If you check the notebook, you should indeed see a file_ids
parameter. When the retrieval tool becomes available, this is how you provide access to the uploaded files. Simply uploading a file is not enough, you need to reference it. Instead of providing the file ids in the assistant, you can also provide them during a thread run.
⚠️ Note that we don’t need the file upload, code_interpreter
and file_ids
. They are provided as an example of what you would do when the retrieval tool is available.
Creating a thread and adding a message
If you have read the other posts, this will be very familiar. Check the notebook for more information. You can ask any question you want by simply changing the content
parameter in the client.beta.threads.messages.create
method.
When you run the cell that adds the message, check the run’s model dump. It should indicate that hr_query
needs to be called with the question as a parameter. Note that the model can slightly change the parameter from the original question.
⚠️ Depending on the question, the assistant might not call the function. Try a question that is unrelated to HR and see what happens. Even some HR-related questions might be missed. To avoid that, the user can be precise and state the question is HR related.
Call function(s) when necessary
The code block below calls the hr_query
or request_raise
function when indicated by the assistant’s underlying model. For request_raise
we simply return a string result. No real function gets called.
if run.required_action:
# get tool calls and print them
# check the output to see what tools_calls contains
tool_calls = run.required_action.submit_tool_outputs.tool_calls
print("Tool calls:", tool_calls)
# we might need to call multiple tools
# the assistant API supports parallel tool calls
# we account for this here although we only have one tool call
tool_outputs = []
for tool_call in tool_calls:
func_name = tool_call.function.name
arguments = json.loads(tool_call.function.arguments)
# call the function with the arguments provided by the assistant
if func_name == "hr_query":
result = hr_query(**arguments)
elif func_name == "request_raise":
result = "Request sumbitted. It will take two weeks to review."

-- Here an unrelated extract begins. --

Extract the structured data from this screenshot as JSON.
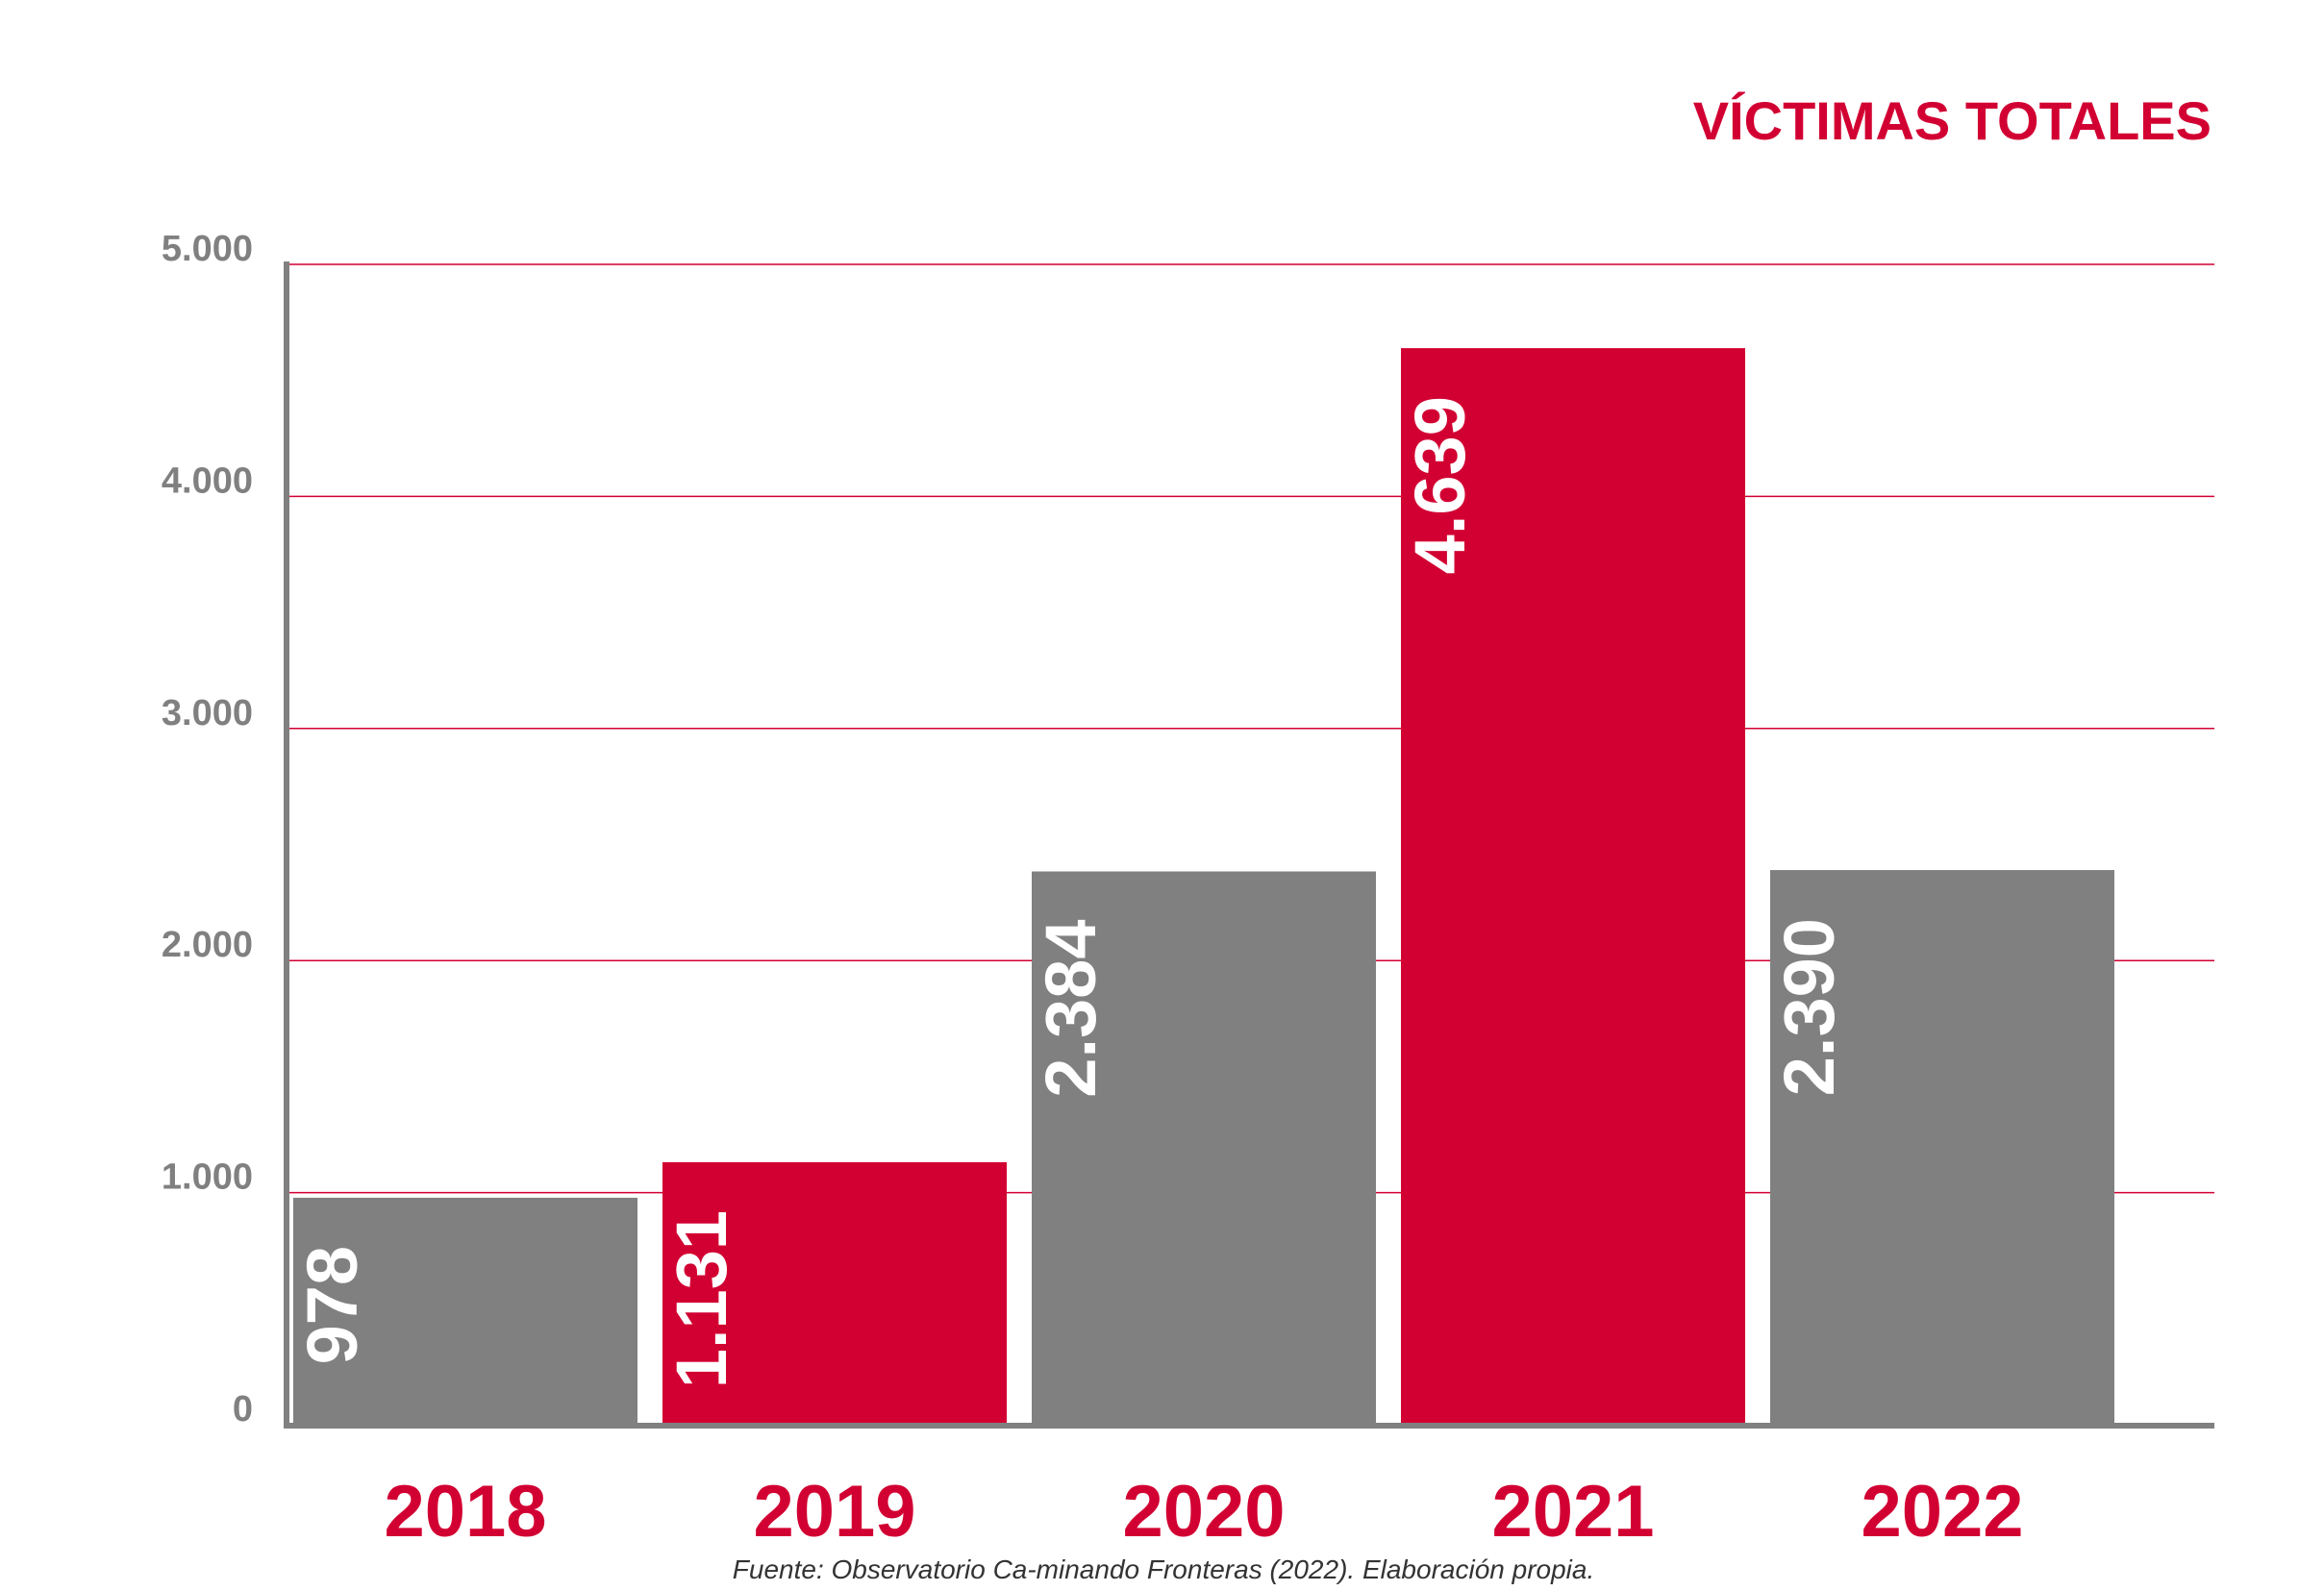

# append the results to the tool_outputs list
# you need to specify the tool_call_id so the assistant knows which tool call the output belongs to
tool_outputs.append({
"tool_call_id": tool_call.id,
"output": json.dumps(result)
})
# now that we have the tool call outputs, pass them to the assistant
run = client.beta.threads.runs.submit_tool_outputs(
thread_id=thread.id,
run_id=run.id,
tool_outputs=tool_outputs
)
print("Tool outputs submitted")
# now we wait for the run again
run = wait_for_run(run, thread.id)
else:
print("No tool calls identified\n")
After running this code in response to the user question about company cars, let’s see what the result is:

The assistant comes up with this response after retrieving several pieces of text from the Chroma query. With the retrieval tool, the response would be similar with one big advantage. The retrieval tool would include sources in its response for you to display however you want. Above, I have simply asked the model to include the sources. The model will behave slightly differently each time unless you give clear instructions about the response format.
Retrieval and large amounts of documents
The retrieval tool of the Assistants API is not built to deal with massive amounts of data. The number of documents and sizes of those documents are limited.
In enterprise scenarios with large knowledge bases, you would use your own search indexes and a data processing pipeline to store your content in these indexes. For Azure customers, the indexes will probably be stored in Azure AI Search, which supports hybrid (text & vector) search plus semantic reranking to come up with the most relevant results.
Conclusion
The Azure OpenAI Assistants API will make it very easy to retrieve content from a limited amount of uploaded documents once the retrieval tool is added to the API.
To work around the missing retrieval tool today, you can use a simple vector storage solution and a custom function to achieve similar results.